Landscapes, seascapes and Geology

    Find out more about the geology of Jersey and the Island’s landscapes and seascapes.


    Minerals are made from elements like silicon, oxygen, aluminium, iron and other metals. They are the fundamental building blocks of all rocks. As magma (molten rock) cools, minerals such as quartz and feldspar form crystals. The longer the cooling process takes, the larger the crystals. Minerals can also be carried through rocks by water, forming crystals as the water evaporates.


    The shales are the oldest rocks in the Island. You can see them in the west, across the centre and in the south of Jersey. They were formed by mud, silt and sand brought together on the sea floor about 600 million years ago. These sediments were transformed into rock by being pushed together, hardened and folded.


    Volcanic lavas and ashes can be seen along the north and northeast coasts of the Island. These andesites and rhyolites formed as a result of volcanic eruptions occurring 580 million years ago.


    Jersey is famous for its granites, which have been favoured as a building material for thousands of years. These major intrusive or ‘plutonic’ rocks were formed between 580 and 480 million years ago by molten rock cooling and solidifying between the Earth’s surface. They are only visible once the overlying rocks have been eroded away. The dark rocks known as gabbros are the oldest, and are rich in iron and magnesium. The true granites, visible along the northwest and southwest coasts, are lighter in colour, and consist of three main minerals: quartz, feldspar and mica.
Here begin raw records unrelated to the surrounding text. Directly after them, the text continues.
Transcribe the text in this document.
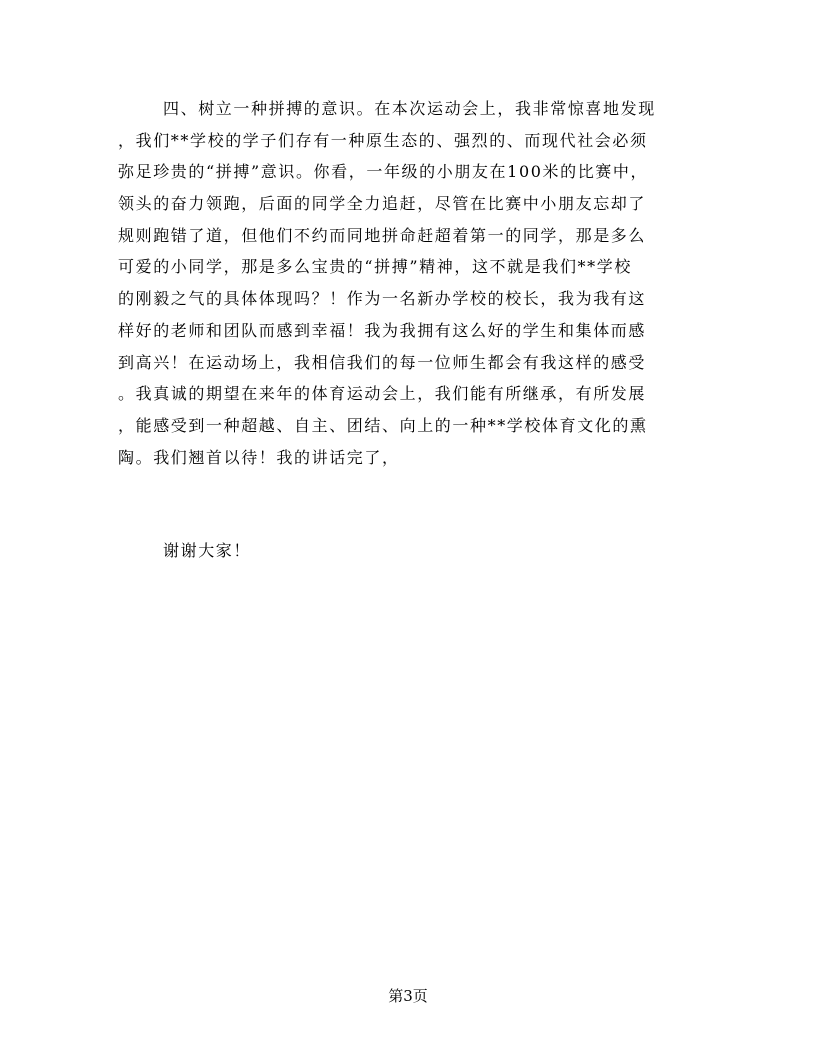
四、树立一种拼搏的意识。在本次运动会上，我非常惊喜地发现
，我们**学校的学子们存有一种原生态的、强烈的、而现代社会必须
弥足珍贵的“拼搏”意识。你看，一年级的小朋友在100米的比赛中，
领头的奋力领跑，后面的同学全力追赶，尽管在比赛中小朋友忘却了
规则跑错了道，但他们不约而同地拼命赶超着第一的同学，那是多么
可爱的小同学，那是多么宝贵的“拼搏”精神，这不就是我们**学校
的刚毅之气的具体体现吗？！作为一名新办学校的校长，我为我有这
样好的老师和团队而感到幸福！我为我拥有这么好的学生和集体而感
到高兴！在运动场上，我相信我们的每一位师生都会有我这样的感受
。我真诚的期望在来年的体育运动会上，我们能有所继承，有所发展
，能感受到一种超越、自主、团结、向上的一种**学校体育文化的熏
陶。我们翘首以待！我的讲话完了，
谢谢大家！
第3页
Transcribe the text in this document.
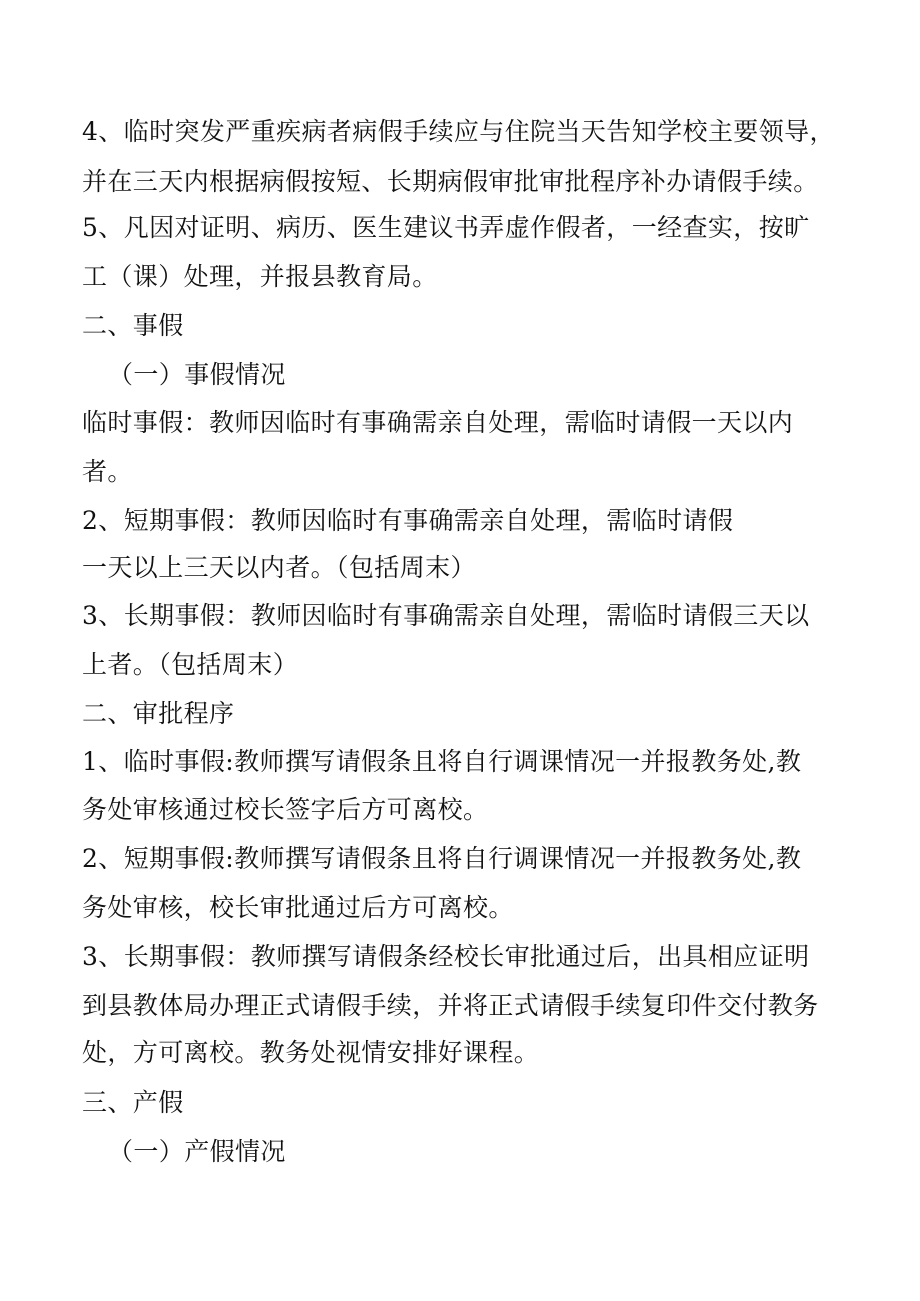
4、临时突发严重疾病者病假手续应与住院当天告知学校主要领导，
并在三天内根据病假按短、长期病假审批审批程序补办请假手续。
5、凡因对证明、病历、医生建议书弄虚作假者，一经查实，按旷
工（课）处理，并报县教育局。
二、事假
（一）事假情况
临时事假：教师因临时有事确需亲自处理，需临时请假一天以内
者。
2、短期事假：教师因临时有事确需亲自处理，需临时请假
一天以上三天以内者。（包括周末）
3、长期事假：教师因临时有事确需亲自处理，需临时请假三天以
上者。（包括周末）
二、审批程序
1、临时事假:教师撰写请假条且将自行调课情况一并报教务处,教
务处审核通过校长签字后方可离校。
2、短期事假:教师撰写请假条且将自行调课情况一并报教务处,教
务处审核，校长审批通过后方可离校。
3、长期事假：教师撰写请假条经校长审批通过后，出具相应证明
到县教体局办理正式请假手续，并将正式请假手续复印件交付教务
处，方可离校。教务处视情安排好课程。
三、产假
（一）产假情况
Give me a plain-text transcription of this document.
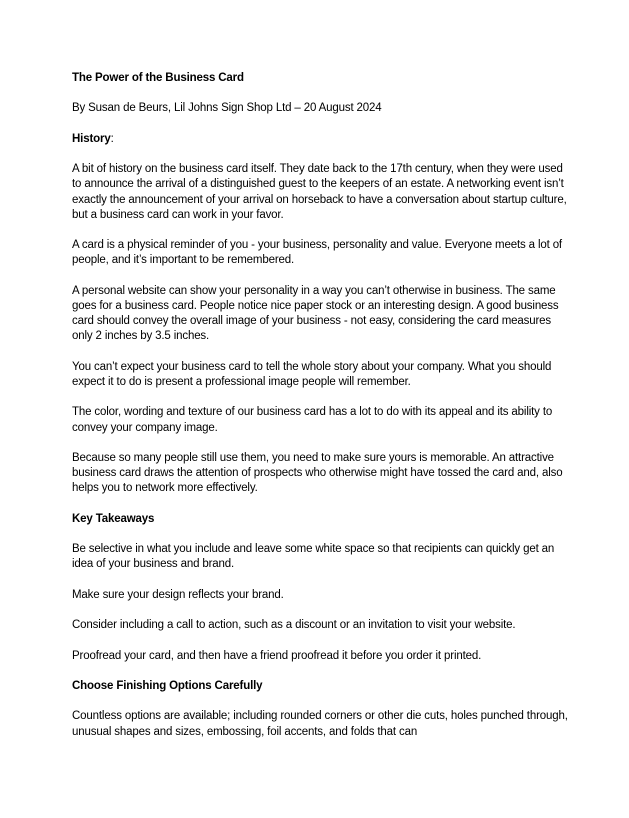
The Power of the Business Card

By Susan de Beurs, Lil Johns Sign Shop Ltd – 20 August 2024

History:

A bit of history on the business card itself. They date back to the 17th century, when they were used to announce the arrival of a distinguished guest to the keepers of an estate. A networking event isn’t exactly the announcement of your arrival on horseback to have a conversation about startup culture, but a business card can work in your favor.

A card is a physical reminder of you - your business, personality and value. Everyone meets a lot of people, and it’s important to be remembered.

A personal website can show your personality in a way you can’t otherwise in business. The same goes for a business card. People notice nice paper stock or an interesting design. A good business card should convey the overall image of your business - not easy, considering the card measures only 2 inches by 3.5 inches.

You can’t expect your business card to tell the whole story about your company. What you should expect it to do is present a professional image people will remember.

The color, wording and texture of our business card has a lot to do with its appeal and its ability to convey your company image.

Because so many people still use them, you need to make sure yours is memorable. An attractive business card draws the attention of prospects who otherwise might have tossed the card and, also helps you to network more effectively.

Key Takeaways

Be selective in what you include and leave some white space so that recipients can quickly get an idea of your business and brand.

Make sure your design reflects your brand.

Consider including a call to action, such as a discount or an invitation to visit your website.

Proofread your card, and then have a friend proofread it before you order it printed.

Choose Finishing Options Carefully

Countless options are available; including rounded corners or other die cuts, holes punched through, unusual shapes and sizes, embossing, foil accents, and folds that can
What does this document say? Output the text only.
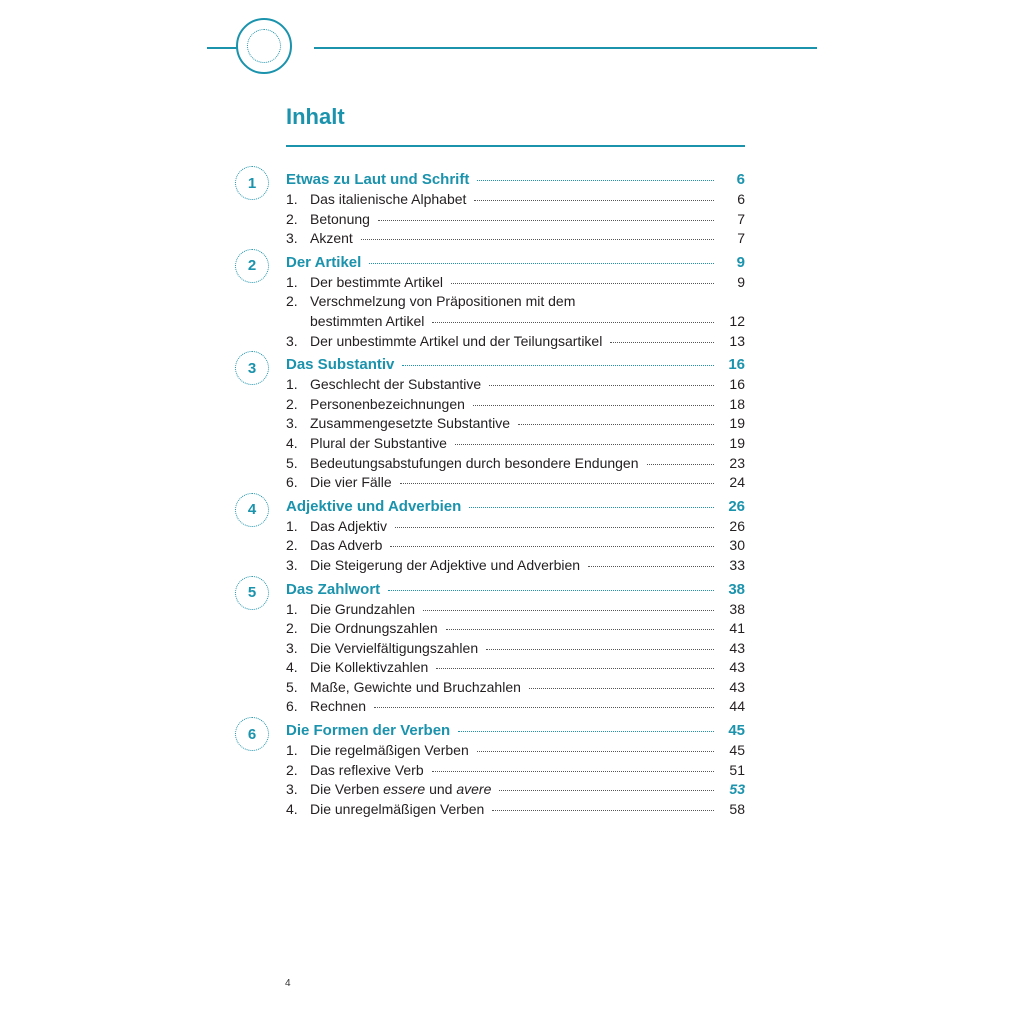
Inhalt
1	Etwas zu Laut und Schrift	6
1. Das italienische Alphabet	6
2. Betonung	7
3. Akzent	7
2	Der Artikel	9
1. Der bestimmte Artikel	9
2. Verschmelzung von Präpositionen mit dem
bestimmten Artikel	12
3. Der unbestimmte Artikel und der Teilungsartikel	13
3	Das Substantiv	16
1. Geschlecht der Substantive	16
2. Personenbezeichnungen	18
3. Zusammengesetzte Substantive	19
4. Plural der Substantive	19
5. Bedeutungsabstufungen durch besondere Endungen	23
6. Die vier Fälle	24
4	Adjektive und Adverbien	26
1. Das Adjektiv	26
2. Das Adverb	30
3. Die Steigerung der Adjektive und Adverbien	33
5	Das Zahlwort	38
1. Die Grundzahlen	38
2. Die Ordnungszahlen	41
3. Die Vervielfältigungszahlen	43
4. Die Kollektivzahlen	43
5. Maße, Gewichte und Bruchzahlen	43
6. Rechnen	44
6	Die Formen der Verben	45
1. Die regelmäßigen Verben	45
2. Das reflexive Verb	51
3. Die Verben essere und avere	53
4. Die unregelmäßigen Verben	58
4
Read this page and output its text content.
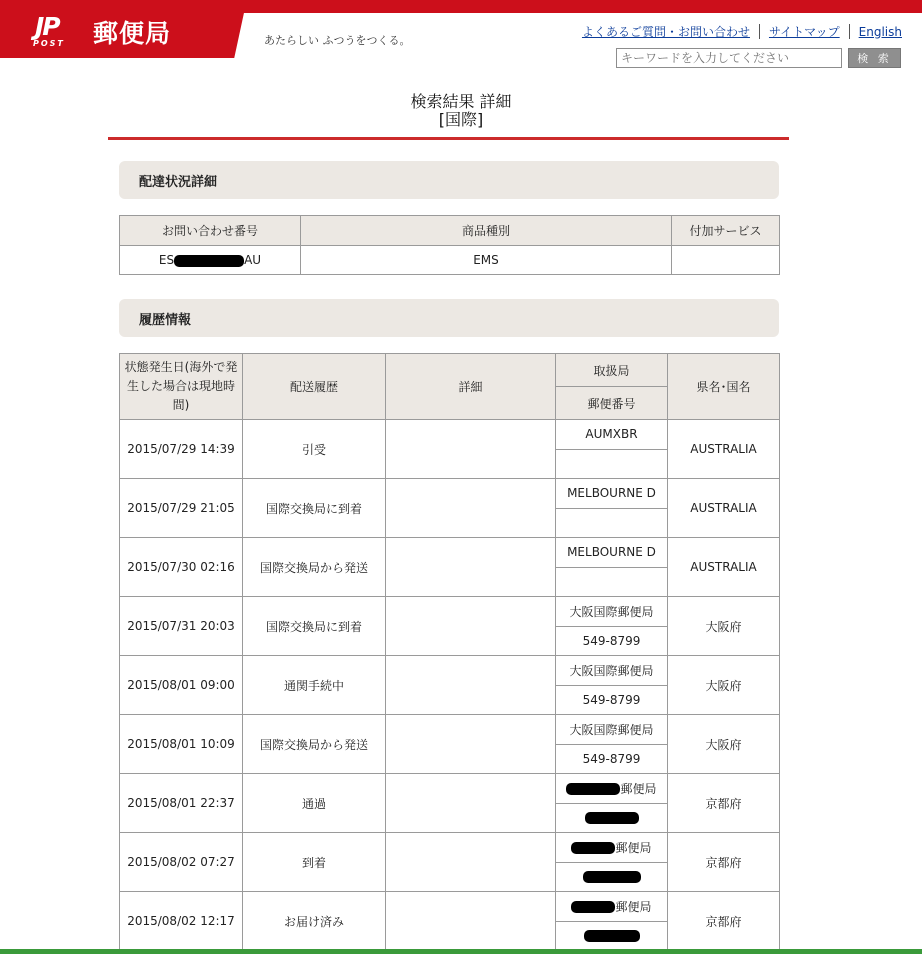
JP
POST 郵便局	あたらしい ふつうをつくる。
よくあるご質問・お問い合わせ サイトマップ English
キーワードを入力してください
検 索
検索結果 詳細
[国際]
配達状況詳細
お問い合わせ番号	商品種別	付加サービス
ES AU	EMS	
履歴情報
状態発生日(海外で発生した場合は現地時間)	配送履歴	詳細	取扱局	県名･国名
			郵便番号	
2015/07/29 14:39	引受		AUMXBR	AUSTRALIA

2015/07/29 21:05	国際交換局に到着		MELBOURNE D	AUSTRALIA

2015/07/30 02:16	国際交換局から発送		MELBOURNE D	AUSTRALIA

2015/07/31 20:03	国際交換局に到着		大阪国際郵便局	大阪府
			549-8799	
2015/08/01 09:00	通関手続中		大阪国際郵便局	大阪府
			549-8799	
2015/08/01 10:09	国際交換局から発送		大阪国際郵便局	大阪府
			549-8799	
2015/08/01 22:37	通過		郵便局	京都府

2015/08/02 07:27	到着		郵便局	京都府

2015/08/02 12:17	お届け済み		郵便局	京都府
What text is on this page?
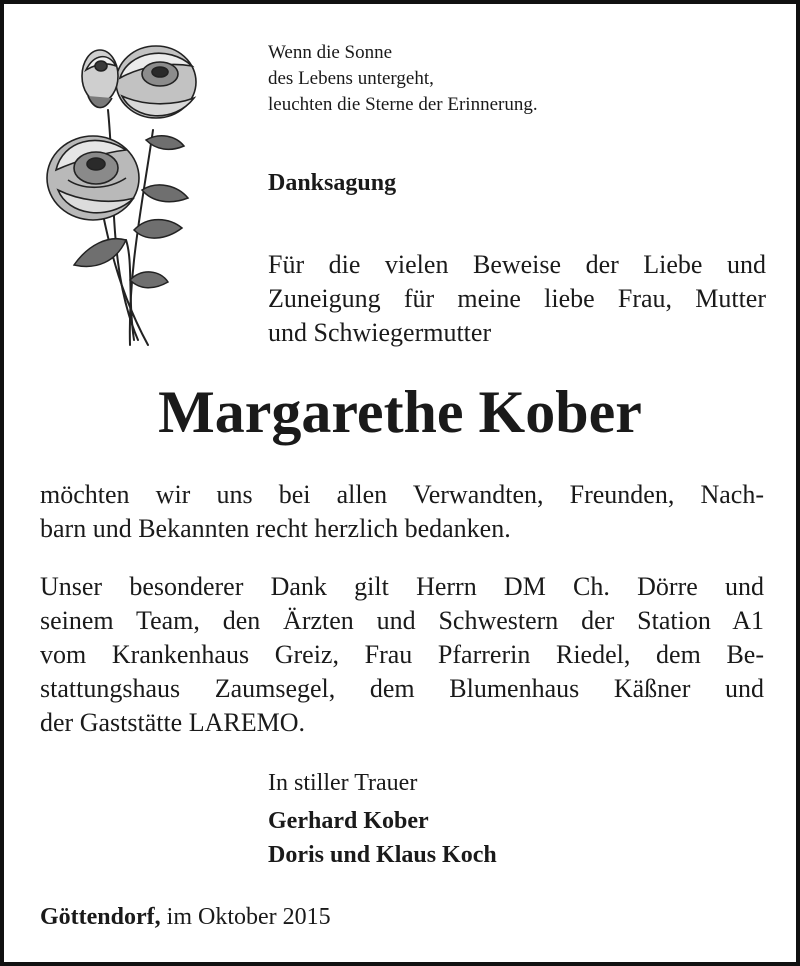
Wenn die Sonne
des Lebens untergeht,
leuchten die Sterne der Erinnerung.
Danksagung
Für die vielen Beweise der Liebe und
Zuneigung für meine liebe Frau, Mutter
und Schwiegermutter
Margarethe Kober
möchten wir uns bei allen Verwandten, Freunden, Nach-
barn und Bekannten recht herzlich bedanken.
Unser besonderer Dank gilt Herrn DM Ch. Dörre und
seinem Team, den Ärzten und Schwestern der Station A1
vom Krankenhaus Greiz, Frau Pfarrerin Riedel, dem Be-
stattungshaus Zaumsegel, dem Blumenhaus Käßner und
der Gaststätte LAREMO.
In stiller Trauer
Gerhard Kober
Doris und Klaus Koch
Göttendorf, im Oktober 2015
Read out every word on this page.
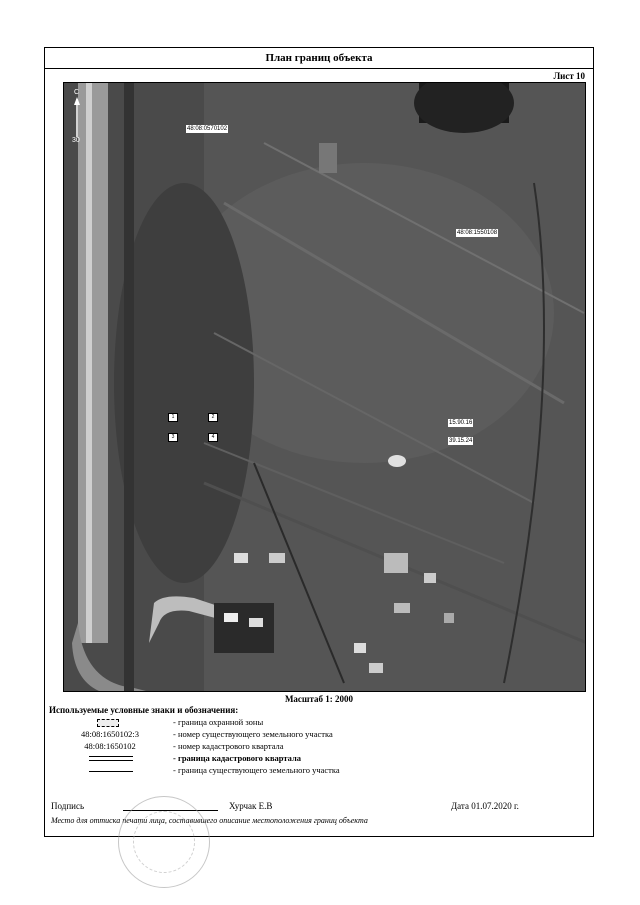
План границ объекта
Лист 10
С
30
48:08:0570102
48:08:1550108
1	2
3	4
15.90.16
39.15.24
Масштаб 1: 2000
Используемые условные знаки и обозначения:
- граница охранной зоны
48:08:1650102:3	- номер существующего земельного участка
48:08:1650102	- номер кадастрового квартала
- граница кадастрового квартала
- граница существующего земельного участка
Подпись	Хурчак Е.В	Дата 01.07.2020 г.
Место для оттиска печати лица, составившего описание местоположения границ объекта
On the southeast coast, where granites have broken through the Earth’s surface into older gabbros, a mixed rock called diorite has formed.


    Formation Conglomerate can be seen along the northeast of the Island and is made up of beds of pebbles which have been cemented together. They were formed around 400 million years ago and are the youngest hard rock formation in Jersey. Conglomerate is also known as ‘pudding stone’ because the rock formation is made up of lots of pebbles, probably from eroded and worn mountains. Streams with fast flowing water carried the pebbles and sand down valleys and left them behind before they cemented together.


    Jersey is surrounded by offshore reefs bursting with marine life, Les Pierres de Lecq to the north, Les Écréhous to the northeast and Les Minquiers to the south. Local fisherman enjoy fishing around these reefs which often prove dangerous to larger ships.


    At low tide Les Minquiers reef is bigger than Jersey. On this large reef, the rock is mostly made up of types of granite. These granites have features older than the Jersey granites. Could this mean that Les Minquiers reef is older than Jersey?


    The world’s climate fluctuates as a result of changes in the sun’s activity affecting the polar ice caps, the dome-shaped sheets of ice found in Greenland and Antarctica. These effects occur gradually over time, making sea levels change as ice caps melt or cool. This cycle of cold and warm periods has repeated itself several times over the past two million years. Since 10,000 years ago, sea levels have risen to make Jersey an Island once more.


    In a cold period, global temperature becomes cooler causing the ice caps to grow. This traps much of the world’s water, causing sea levels to drop as much as 200 metres. Just imagine the English Channel disappearing with Jersey and Guernsey as only hills in a vast coastal plain.


    In a warm period, global temperature becomes warmer causing the ice caps to melt. Sea levels rise as freshwater is released back into the oceans. Evidence for past changes in sea level and the shifting of the Earth’s tectonic plates can be seen today in the many raised beaches in Jersey. The highest raised beach in the Island is at South Hill.